Your post is spot on.
Stimey said…
Hear! Hear! When I first started reading autism blogs they scared me to death, specifically because of the vitriol that was spit around by various factions. I also just want us all to get along. This is a wonderful post. I think it is okay for people to have differences, but still respect each other.
ToniMay said…
Thanks, John Elder. You answered my question. I've not read of any AS children so drugged as my grandson. His father was never on drugs. The drug Risperdal which he's been on unnecessarily for 3-1/2 years has caused the deaths of 31 (known) children. Toni
John Robison said…
Thanks for all your responses. I have written a new blog post to expand on these thoughts
Lori said…
Great post John. Nice to see someone looking at things from different perspectives. Seems like the rift between cure vs. no cure is becoming more like a war within the community. I know there are good reasons for that, but I think it is also important to look at the bigger picture like you did.
Unknown said…
Dear John Elder,
Thank you so much for writing your book. It is helping me understand my brother better. He has never been "officially diagnosed" but has always been in a world of his own. He is very bright, a robotics engineer, does very well with machines and repairing and building things but has difficulty in relating to and dealing with other people, preferring they leave him alone.
He has very few friends and I worry about him. At least I feel like I understand more now. Thanks again.
Kat
John also wanted to let you know not only is my son Alex ans Aspie but so is my husband. Life in our home can appear to be very dysfunctional however we come together when we need to be together and we go off to our separate corners as needed.

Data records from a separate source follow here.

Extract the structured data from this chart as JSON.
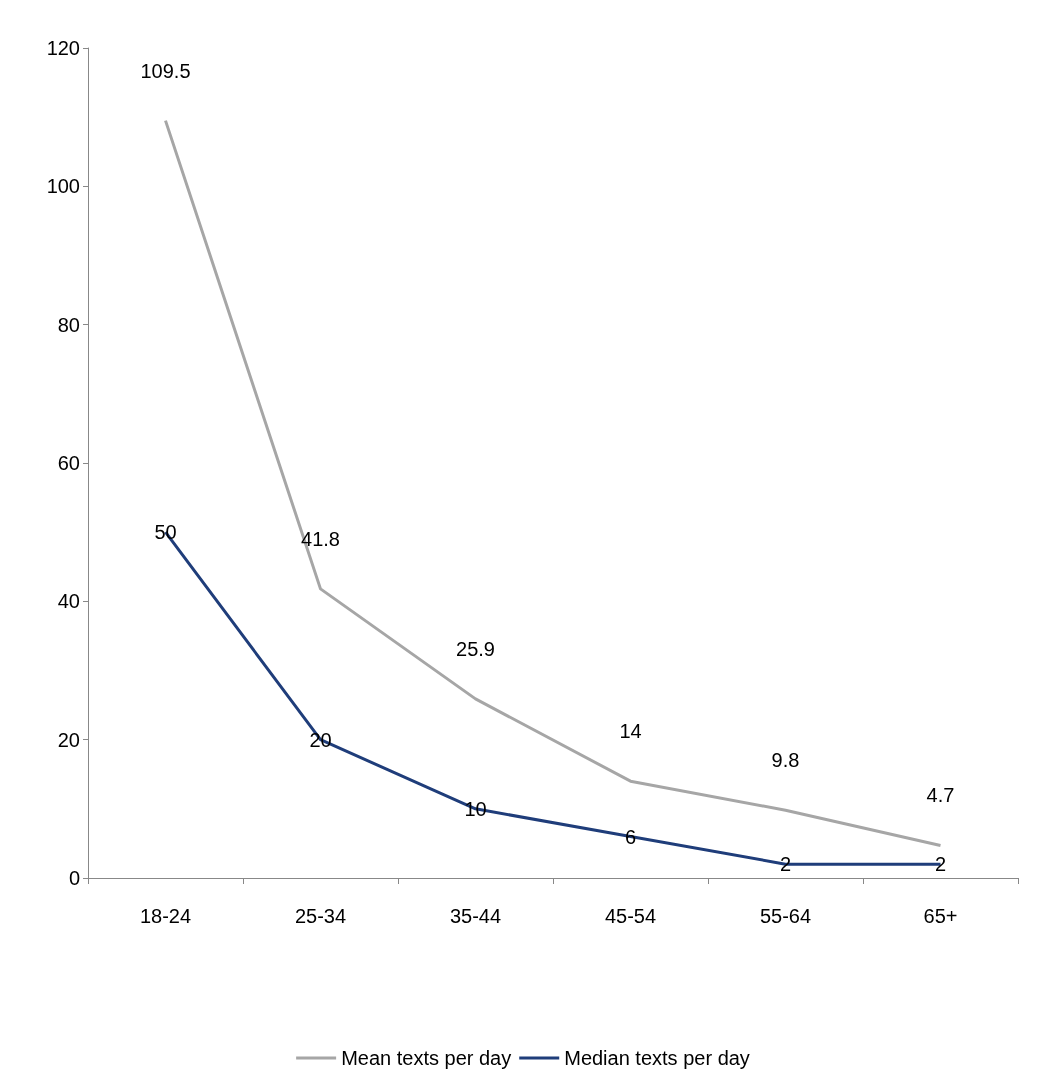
{
  "chart_data": {
    "type": "line",
    "categories": [
      "18-24",
      "25-34",
      "35-44",
      "45-54",
      "55-64",
      "65+"
    ],
    "series": [
      {
        "name": "Mean texts per day",
        "color": "#a6a6a6",
        "values": [
          109.5,
          41.8,
          25.9,
          14,
          9.8,
          4.7
        ]
      },
      {
        "name": "Median texts per day",
        "color": "#1f3d7a",
        "values": [
          50,
          20,
          10,
          6,
          2,
          2
        ]
      }
    ],
    "ylim": [
      0,
      120
    ],
    "yticks": [
      0,
      20,
      40,
      60,
      80,
      100,
      120
    ],
    "grid": false,
    "legend": "bottom",
    "data_labels": true
  }
}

We may not always communicate well but we do so to the best of our abilities. Isn't that the key doing your best, being your best?? Yet as a mother and wife I want so much more for them, I am warn out trying to be the buffer in a very confusing world.

We could use a friend, and Alex could use a mentor.....
Lai Ming said…
wow. thanks for this. I wrote my first post on your facebook wall today, then felt I had to return to explain myself after mentioning that the treatments I implemented with my son took him from sever to high functioning. because of the pain and tention in this nation right now, I feared a shit storm if I even implied that I wanted to "cure" my son's autism!